So now we have the journalist Jeffrey Goldberg, presumably based on conversation(s) with officials of the Obama administration, perhaps with the president himself, quoting Obama: “Israel doesn’t know what its own best interests are.” And then, with “each new settlement announcement Netanyahu is moving his country down a path toward near-total isolation.”
Needless to say, Benjamin Netanyahu reacted to the report testily. An aide said that Netanyahu would “continue to resist pressure from America and other countries” and would “make no compromise that will harm its citizens’ security.” Netanyahu himself responded trenchantly: “I think that President Obama knows that the ones determining Israel’s vital interests are the citizens of Israel, and they will be the ones to choose who will protect those interests in the best possible way.”

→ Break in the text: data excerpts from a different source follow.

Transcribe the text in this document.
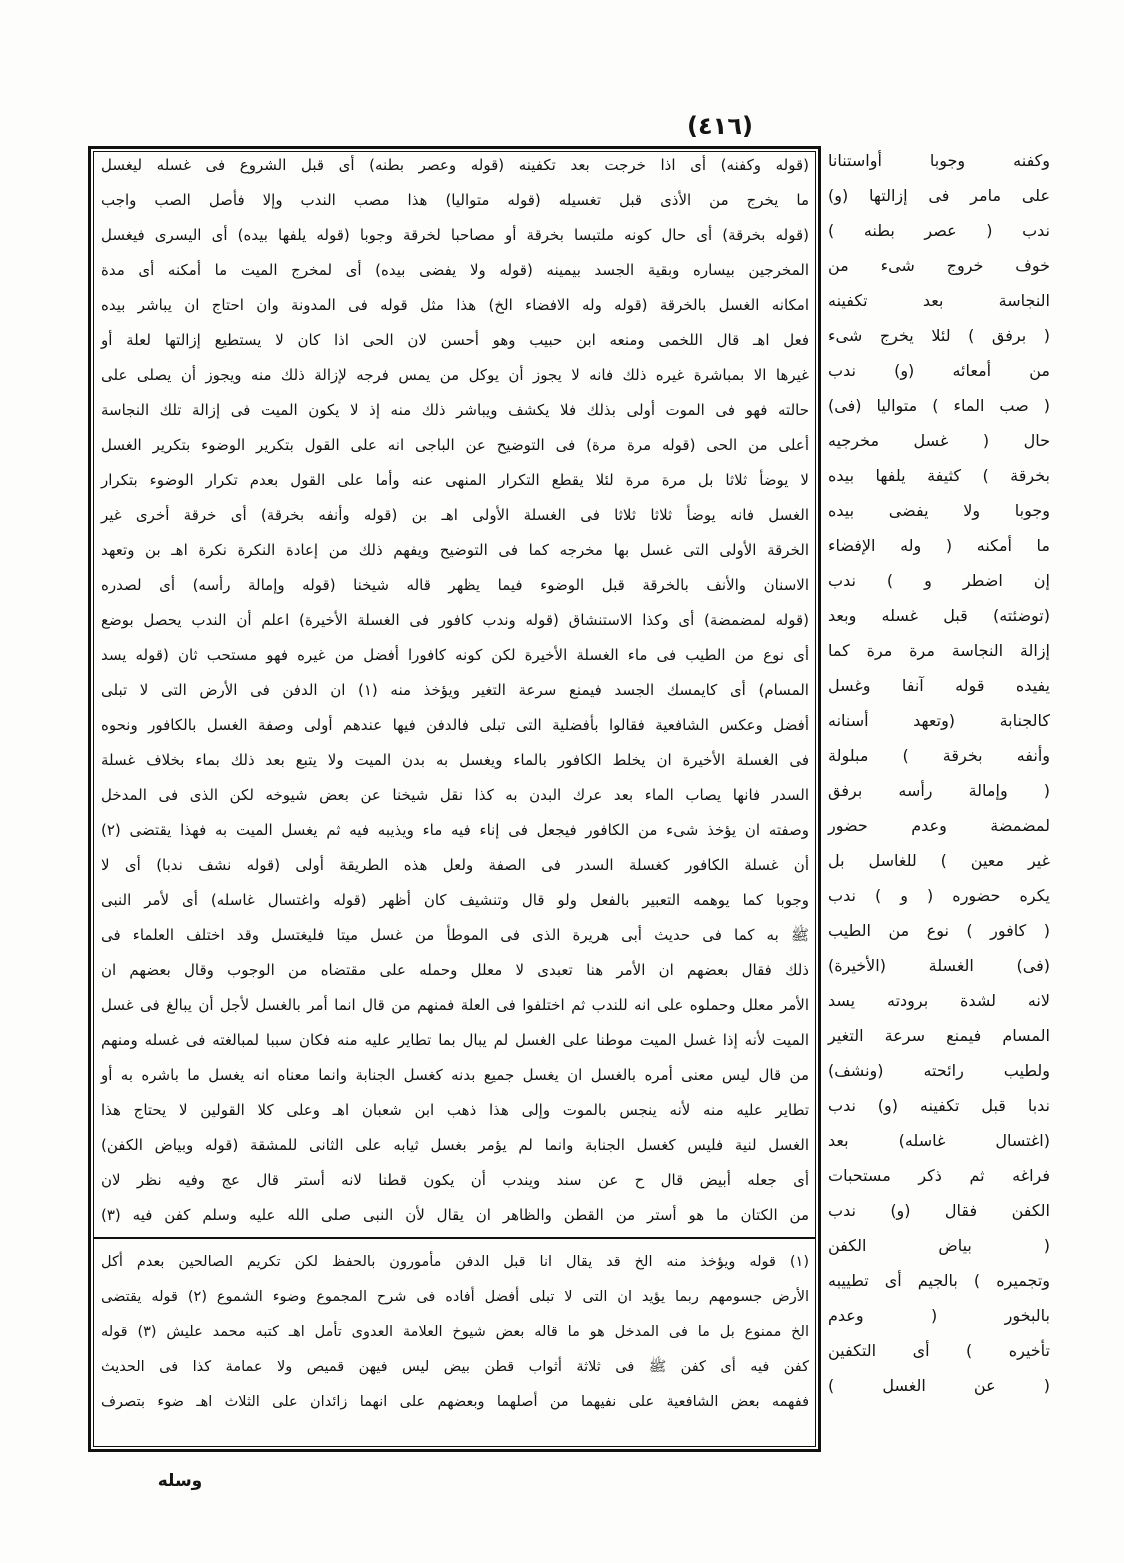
(٤١٦)
(قوله وكفنه) أى اذا خرجت بعد تكفينه (قوله وعصر بطنه) أى قبل الشروع فى غسله ليغسل
ما يخرج من الأذى قبل تغسيله (قوله متواليا) هذا مصب الندب وإلا فأصل الصب واجب
(قوله بخرقة) أى حال كونه ملتبسا بخرقة أو مصاحبا لخرقة وجوبا (قوله يلفها بيده) أى اليسرى فيغسل
المخرجين بيساره وبقية الجسد بيمينه (قوله ولا يفضى بيده) أى لمخرج الميت ما أمكنه أى مدة
امكانه الغسل بالخرقة (قوله وله الافضاء الخ) هذا مثل قوله فى المدونة وان احتاج ان يباشر بيده
فعل اهـ قال اللخمى ومنعه ابن حبيب وهو أحسن لان الحى اذا كان لا يستطيع إزالتها لعلة أو
غيرها الا بمباشرة غيره ذلك فانه لا يجوز أن يوكل من يمس فرجه لإزالة ذلك منه ويجوز أن يصلى على
حالته فهو فى الموت أولى بذلك فلا يكشف ويباشر ذلك منه إذ لا يكون الميت فى إزالة تلك النجاسة
أعلى من الحى (قوله مرة مرة) فى التوضيح عن الباجى انه على القول بتكرير الوضوء بتكرير الغسل
لا يوضأ ثلاثا بل مرة مرة لئلا يقطع التكرار المنهى عنه وأما على القول بعدم تكرار الوضوء بتكرار
الغسل فانه يوضأ ثلاثا ثلاثا فى الغسلة الأولى اهـ بن (قوله وأنفه بخرقة) أى خرقة أخرى غير
الخرقة الأولى التى غسل بها مخرجه كما فى التوضيح ويفهم ذلك من إعادة النكرة نكرة اهـ بن وتعهد
الاسنان والأنف بالخرقة قبل الوضوء فيما يظهر قاله شيخنا (قوله وإمالة رأسه) أى لصدره
(قوله لمضمضة) أى وكذا الاستنشاق (قوله وندب كافور فى الغسلة الأخيرة) اعلم أن الندب يحصل بوضع
أى نوع من الطيب فى ماء الغسلة الأخيرة لكن كونه كافورا أفضل من غيره فهو مستحب ثان (قوله يسد
المسام) أى كايمسك الجسد فيمنع سرعة التغير ويؤخذ منه (١) ان الدفن فى الأرض التى لا تبلى
أفضل وعكس الشافعية فقالوا بأفضلية التى تبلى فالدفن فيها عندهم أولى وصفة الغسل بالكافور ونحوه
فى الغسلة الأخيرة ان يخلط الكافور بالماء ويغسل به بدن الميت ولا يتبع بعد ذلك بماء بخلاف غسلة
السدر فانها يصاب الماء بعد عرك البدن به كذا نقل شيخنا عن بعض شيوخه لكن الذى فى المدخل
وصفته ان يؤخذ شىء من الكافور فيجعل فى إناء فيه ماء ويذيبه فيه ثم يغسل الميت به فهذا يقتضى (٢)
أن غسلة الكافور كغسلة السدر فى الصفة ولعل هذه الطريقة أولى (قوله نشف ندبا) أى لا
وجوبا كما يوهمه التعبير بالفعل ولو قال وتنشيف كان أظهر (قوله واغتسال غاسله) أى لأمر النبى
ﷺ به كما فى حديث أبى هريرة الذى فى الموطأ من غسل ميتا فليغتسل وقد اختلف العلماء فى
ذلك فقال بعضهم ان الأمر هنا تعبدى لا معلل وحمله على مقتضاه من الوجوب وقال بعضهم ان
الأمر معلل وحملوه على انه للندب ثم اختلفوا فى العلة فمنهم من قال انما أمر بالغسل لأجل أن يبالغ فى غسل
الميت لأنه إذا غسل الميت موطنا على الغسل لم يبال بما تطاير عليه منه فكان سببا لمبالغته فى غسله ومنهم
من قال ليس معنى أمره بالغسل ان يغسل جميع بدنه كغسل الجنابة وانما معناه انه يغسل ما باشره به أو
تطاير عليه منه لأنه ينجس بالموت وإلى هذا ذهب ابن شعبان اهـ وعلى كلا القولين لا يحتاج هذا
الغسل لنية فليس كغسل الجنابة وانما لم يؤمر بغسل ثيابه على الثانى للمشقة (قوله وبياض الكفن)
أى جعله أبيض قال ح عن سند ويندب أن يكون قطنا لانه أستر قال عج وفيه نظر لان
من الكتان ما هو أستر من القطن والظاهر ان يقال لأن النبى صلى الله عليه وسلم كفن فيه (٣)
(١) قوله ويؤخذ منه الخ قد يقال انا قبل الدفن مأمورون بالحفظ لكن تكريم الصالحين بعدم أكل
الأرض جسومهم ربما يؤيد ان التى لا تبلى أفضل أفاده فى شرح المجموع وضوء الشموع (٢) قوله يقتضى
الخ ممنوع بل ما فى المدخل هو ما قاله بعض شيوخ العلامة العدوى تأمل اهـ كتبه محمد عليش (٣) قوله
كفن فيه أى كفن ﷺ فى ثلاثة أثواب قطن بيض ليس فيهن قميص ولا عمامة كذا فى الحديث
ففهمه بعض الشافعية على نفيهما من أصلهما وبعضهم على انهما زائدان على الثلاث اهـ ضوء بتصرف
وكفنه وجوبا أواستنانا
على مامر فى إزالتها (و)
ندب ( عصر بطنه )
خوف خروج شىء من
النجاسة بعد تكفينه
( برفق ) لئلا يخرج شىء
من أمعائه (و) ندب
( صب الماء ) متواليا (فى)
حال ( غسل مخرجيه
بخرقة ) كثيفة يلفها بيده
وجوبا ولا يفضى بيده
ما أمكنه ( وله الإفضاء
إن اضطر و ) ندب
(توضئته) قبل غسله وبعد
إزالة النجاسة مرة مرة كما
يفيده قوله آنفا وغسل
كالجنابة (وتعهد أسنانه
وأنفه بخرقة ) مبلولة
( وإمالة رأسه برفق
لمضمضة وعدم حضور
غير معين ) للغاسل بل
يكره حضوره ( و ) ندب
( كافور ) نوع من الطيب
(فى) الغسلة (الأخيرة)
لانه لشدة برودته يسد
المسام فيمنع سرعة التغير
ولطيب رائحته (ونشف)
ندبا قبل تكفينه (و) ندب
(اغتسال غاسله) بعد
فراغه ثم ذكر مستحبات
الكفن فقال (و) ندب
( بياض الكفن
وتجميره ) بالجيم أى تطييبه
بالبخور ( وعدم
تأخيره ) أى التكفين
( عن الغسل )
وسله
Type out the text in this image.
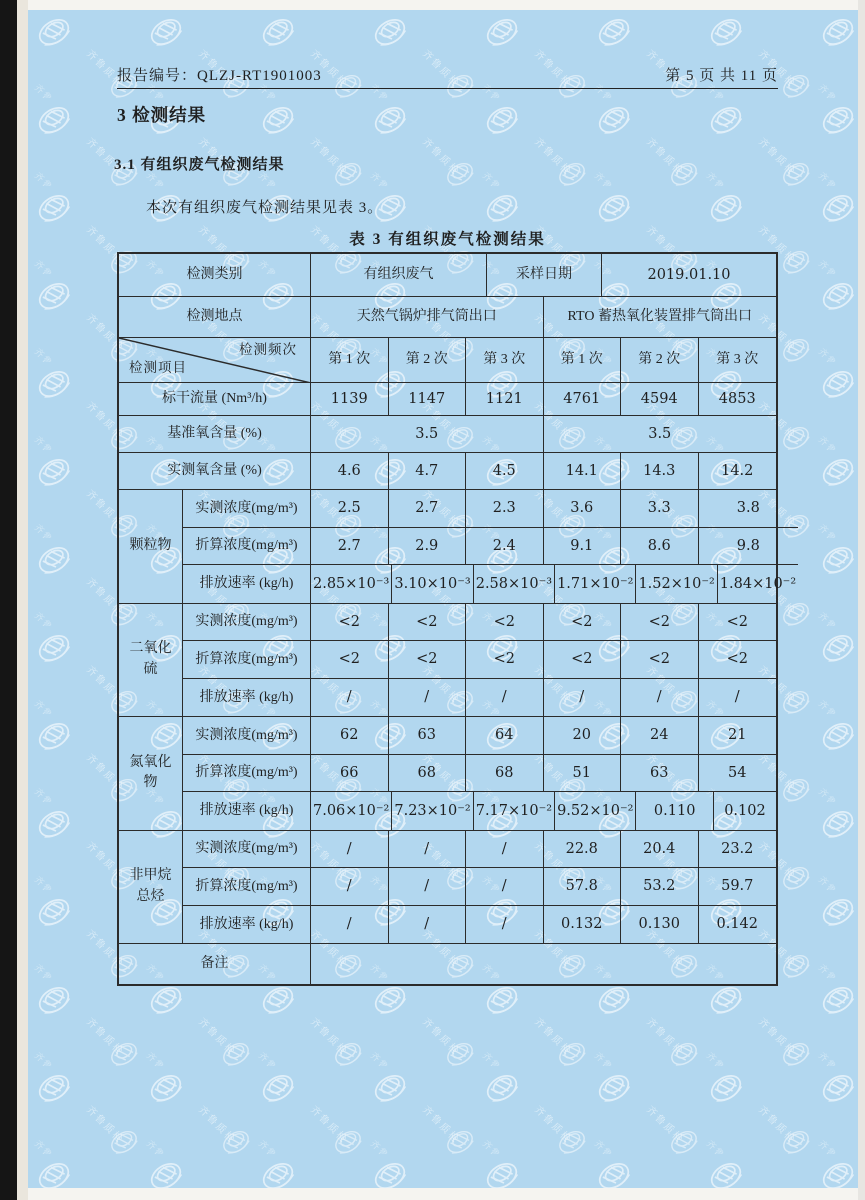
报告编号：QLZJ-RT1901003	第 5 页 共 11 页
3 检测结果
3.1 有组织废气检测结果
本次有组织废气检测结果见表 3。
表 3 有组织废气检测结果
检测类别	有组织废气	采样日期	2019.01.10
检测地点	天然气锅炉排气筒出口	RTO 蓄热氧化装置排气筒出口
检测频次
检测项目
第 1 次	第 2 次	第 3 次	第 1 次	第 2 次	第 3 次
标干流量 (Nm³/h)	1139	1147	1121	4761	4594	4853
基准氧含量 (%)	3.5	3.5
实测氧含量 (%)	4.6	4.7	4.5	14.1	14.3	14.2
颗粒物
实测浓度(mg/m³)	2.5	2.7	2.3	3.6	3.3	3.8
折算浓度(mg/m³)	2.7	2.9	2.4	9.1	8.6	9.8
排放速率 (kg/h)	2.85×10⁻³ 3.10×10⁻³ 2.58×10⁻³ 1.71×10⁻² 1.52×10⁻² 1.84×10⁻²
二氧化硫
实测浓度(mg/m³)	<2	<2	<2	<2	<2	<2
折算浓度(mg/m³)	<2	<2	<2	<2	<2	<2
排放速率 (kg/h)	/	/	/	/	/	/
氮氧化物
实测浓度(mg/m³)	62	63	64	20	24	21
折算浓度(mg/m³)	66	68	68	51	63	54
排放速率 (kg/h)	7.06×10⁻² 7.23×10⁻² 7.17×10⁻² 9.52×10⁻²	0.110	0.102
非甲烷总烃
实测浓度(mg/m³)	/	/	/	22.8	20.4	23.2
折算浓度(mg/m³)	/	/	/	57.8	53.2	59.7
排放速率 (kg/h)	/	/	/	0.132	0.130	0.142
备注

And how does the prime minister define Israel’s interests? In an interview with Israel Hayom in the wake of the Goldberg column, he cites three main objectives: “Preventing Iran from arming themselves with nuclear weapons, not going back to the indefensible 1967 borders, and keeping Jerusalem united. These are fundamental objectives.”
We learn as much from what the prime minister failed to say as from what he did say. He failed to say anything about a two-state solution. And the reason for that is clear: He is opposed to a two-state solution — that is, to a two-state solution that allows for a viable Palestinian state with contiguous territory.
And, as The Economist recently observed, “A growing number of Israeli politicians on the right argue that if Israel ‘stands firm,’ Western governments will quietly acquiesce in the Palestinians’ failure to get a proper state, just as most Basques and Kurds have had to make do with autonomy at best rather than outright independence.”